Numerical study on laminar convective heat transfer enhancement of microencapsulated phase change material slurry using liquid metal with low melting point as carrying fluid

Abstract

The laminar convective heat transfer enhancement of microencapsulated phase change material slurry using liquid metal with low melting point as carrying fluid (MEPCM-LM slurry) in a tube with constant heat flux has been investigated numerically. The influence of each factor affecting the heat transfer enhancement was analyzed in detail by using an effective specific heat capacity model and considering axial heat conduction to be not neglected. Furthermore, the heat transfer ability of MEPCM-LM slurry was compared with that of MEPCM slurry using water as carrying fluid (MEPCM-Water slurry). It is found that bulk Stefan number and MEPCM concentration are the most important parameters influencing the heat transfer enhancement of MEPCM-LM slurry.

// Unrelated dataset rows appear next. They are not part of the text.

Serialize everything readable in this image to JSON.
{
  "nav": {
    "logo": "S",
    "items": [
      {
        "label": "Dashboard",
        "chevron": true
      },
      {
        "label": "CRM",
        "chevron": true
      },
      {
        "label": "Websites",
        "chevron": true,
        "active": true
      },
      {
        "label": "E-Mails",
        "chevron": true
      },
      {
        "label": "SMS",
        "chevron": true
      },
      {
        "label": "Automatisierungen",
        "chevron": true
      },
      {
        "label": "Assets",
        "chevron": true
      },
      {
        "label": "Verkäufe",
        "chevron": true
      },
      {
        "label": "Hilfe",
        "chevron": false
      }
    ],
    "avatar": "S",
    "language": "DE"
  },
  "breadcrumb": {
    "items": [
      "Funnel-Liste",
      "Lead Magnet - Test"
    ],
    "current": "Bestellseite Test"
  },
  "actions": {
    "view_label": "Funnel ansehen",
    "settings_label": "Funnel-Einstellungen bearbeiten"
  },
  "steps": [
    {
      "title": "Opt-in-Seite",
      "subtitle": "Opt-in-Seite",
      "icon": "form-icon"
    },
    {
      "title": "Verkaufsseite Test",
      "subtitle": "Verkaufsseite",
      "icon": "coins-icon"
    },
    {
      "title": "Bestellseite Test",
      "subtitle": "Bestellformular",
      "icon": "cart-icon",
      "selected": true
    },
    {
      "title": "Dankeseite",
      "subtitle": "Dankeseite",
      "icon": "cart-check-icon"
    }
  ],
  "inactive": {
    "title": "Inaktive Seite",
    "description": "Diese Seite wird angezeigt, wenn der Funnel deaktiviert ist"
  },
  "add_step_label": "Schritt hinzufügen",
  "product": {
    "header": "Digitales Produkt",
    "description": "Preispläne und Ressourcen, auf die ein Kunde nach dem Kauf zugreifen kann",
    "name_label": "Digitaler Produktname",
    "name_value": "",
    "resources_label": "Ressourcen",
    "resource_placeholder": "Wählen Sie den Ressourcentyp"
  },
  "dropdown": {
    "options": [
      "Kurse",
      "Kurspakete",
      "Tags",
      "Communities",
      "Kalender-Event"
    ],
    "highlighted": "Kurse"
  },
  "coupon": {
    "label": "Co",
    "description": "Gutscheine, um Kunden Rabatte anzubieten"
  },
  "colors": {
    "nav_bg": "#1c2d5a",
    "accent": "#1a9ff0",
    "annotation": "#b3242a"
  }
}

The degrees of heat transfer enhancement increase with decreasing bulk Stefan number, dimensionless initial supercooling and/or dimensionless phase change temperature range, and increase with increasing mass concentration. The peak of the degree of heat transfer enhancement decreases with increasing Re. Moreover, the heat transfer ability of MEPCM-LM slurry is better than that of MEPCM-Water slurry, and the difference of the heat transfer ability for two slurries increases with decreasing x/r0, therefore, it is more advantageous to heat dispersion of chip in narrow space for MEPCM-LM slurry.